CVE-2026-24160 Overview
CVE-2026-24160 affects NVIDIA TensorRT-LLM (TRT-LLM) on all supported platforms. The vulnerability stems from an unchecked return value that leads to a null pointer dereference [CWE-690]. A local attacker can trigger this condition to crash the TensorRT-LLM process, resulting in denial of service. Exploitation requires local access and user interaction, which limits the practical attack surface. The flaw does not expose data confidentiality or integrity, but availability impact is high because the affected inference runtime terminates abnormally. NVIDIA published an advisory and a corresponding fix through its support portal.
Critical Impact
Successful exploitation crashes the TensorRT-LLM runtime, disrupting large language model inference workloads on affected NVIDIA platforms.
Affected Products
- NVIDIA TensorRT-LLM (all platforms)
- nvidia:tensorrt_llm component across supported releases
- AI inference workloads built on NVIDIA TRT-LLM
Discovery Timeline
- 2026-05-20 - CVE-2026-24160 published to the National Vulnerability Database
- 2026-05-20 - Last updated in NVD database
Technical Details for CVE-2026-24160
Vulnerability Analysis
The defect resides in NVIDIA TensorRT-LLM, a library that optimizes and executes large language model inference on NVIDIA GPUs. The code path invokes a function that returns a pointer but does not validate the return value before dereferencing it. When the underlying call fails and returns a null pointer, the subsequent dereference triggers a segmentation fault. The result is an abrupt termination of the inference process.

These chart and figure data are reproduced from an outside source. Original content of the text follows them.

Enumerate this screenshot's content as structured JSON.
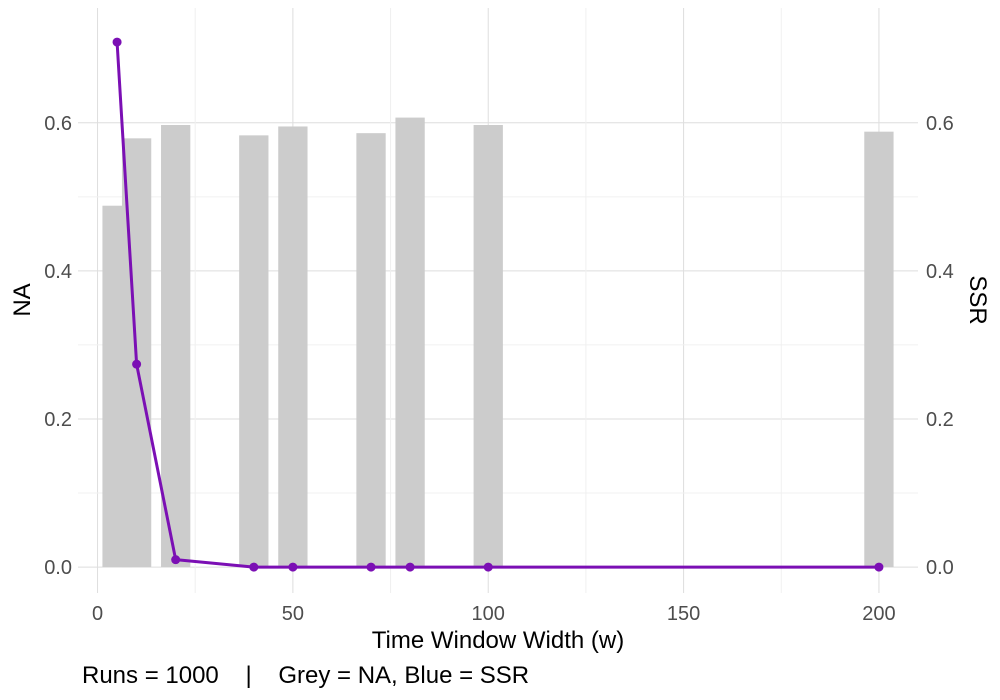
{
  "chart_data": {
    "type": "bar+line",
    "xlabel": "Time Window Width (w)",
    "ylabel_left": "NA",
    "ylabel_right": "SSR",
    "caption": "Runs = 1000    |    Grey = NA, Blue = SSR",
    "xlim": [
      -5,
      210
    ],
    "ylim": [
      -0.035,
      0.755
    ],
    "x_ticks": [
      0,
      50,
      100,
      150,
      200
    ],
    "x_tick_labels": [
      "0",
      "50",
      "100",
      "150",
      "200"
    ],
    "y_ticks": [
      0.0,
      0.2,
      0.4,
      0.6
    ],
    "y_tick_labels": [
      "0.0",
      "0.2",
      "0.4",
      "0.6"
    ],
    "y_ticks_right": [
      0.0,
      0.2,
      0.4,
      0.6
    ],
    "y_tick_labels_right": [
      "0.0",
      "0.2",
      "0.4",
      "0.6"
    ],
    "grid": true,
    "bars": {
      "name": "NA",
      "color": "#cccccc",
      "bar_width": 7.5,
      "x": [
        5,
        10,
        20,
        40,
        50,
        70,
        80,
        100,
        200
      ],
      "values": [
        0.488,
        0.579,
        0.597,
        0.583,
        0.595,
        0.586,
        0.607,
        0.597,
        0.588
      ]
    },
    "line": {
      "name": "SSR",
      "color": "#7b0fb4",
      "x": [
        5,
        10,
        20,
        40,
        50,
        70,
        80,
        100,
        200
      ],
      "values": [
        0.709,
        0.274,
        0.01,
        0.0,
        0.0,
        0.0,
        0.0,
        0.0,
        0.0
      ]
    }
  }
}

The Common Weakness Enumeration assigns this issue to [CWE-690]: Unchecked Return Value to NULL Pointer Dereference. The attack vector is local, with low complexity, no privileges required, and user interaction needed to deliver the malformed input or model artifact. Confidentiality and integrity are unaffected, while availability impact is high.
Root Cause
The root cause is missing validation logic between a function returning a pointer and the code that consumes that pointer. The caller assumes the allocation or lookup always succeeds. Under specific input conditions reachable by a local user, the call returns null, and the dereference faults the process.
Attack Vector
An attacker with local access loads a crafted model, configuration, or input into a TensorRT-LLM workflow. User interaction is required, meaning the victim must execute or load the attacker-supplied artifact within the TRT-LLM runtime. No elevated privileges are needed. The exploit yields denial of service rather than code execution. Because no proof-of-concept code or public exploit is available, no exploitation code example is included in this article. Refer to the NVIDIA Support Article for vendor-supplied technical detail.
Detection Methods for CVE-2026-24160
Indicators of Compromise
- Unexpected segmentation faults or SIGSEGV signals terminating TensorRT-LLM processes
- Core dumps generated by TRT-LLM inference workers immediately after loading a user-supplied model or input batch
- Repeated process restarts of the inference service correlated with specific input artifacts
Detection Strategies
- Monitor host telemetry for abnormal termination of TensorRT-LLM processes and correlate with the user account that initiated the workload
- Inspect logs from AI inference orchestration platforms for crash loops tied to specific model files or prompt payloads
- Audit local users with access to TRT-LLM execution environments and review recently loaded model artifacts
Monitoring Recommendations
- Enable crash reporting and core dump collection on hosts running TensorRT-LLM
- Forward process termination events and GPU runtime errors to a centralized logging or SIEM platform
- Alert on repeated failures of the same inference worker process within short time windows
How to Mitigate CVE-2026-24160
Immediate Actions Required
- Apply the NVIDIA-supplied update for TensorRT-LLM referenced in the vendor advisory
- Restrict local access to systems running TRT-LLM to trusted users and service accounts only
- Validate the provenance of all model files and inference inputs before loading them into TRT-LLM
Patch Information
NVIDIA has published remediation guidance and patched builds. Consult the NVIDIA Support Article for affected versions and fixed releases. Additional references are available at the NVD CVE-2026-24160 Details and the CVE.org Record CVE-2026-24160.
Workarounds
- Limit which local users can submit models or inputs to TRT-LLM until patching is complete
- Run TensorRT-LLM workers under process supervision so crashes are contained and automatically restarted without service-wide impact
- Isolate inference workloads in dedicated containers or namespaces to reduce blast radius from a crashed process
Disclaimer: This content was generated using AI. While we strive for accuracy, please verify critical information with official sources.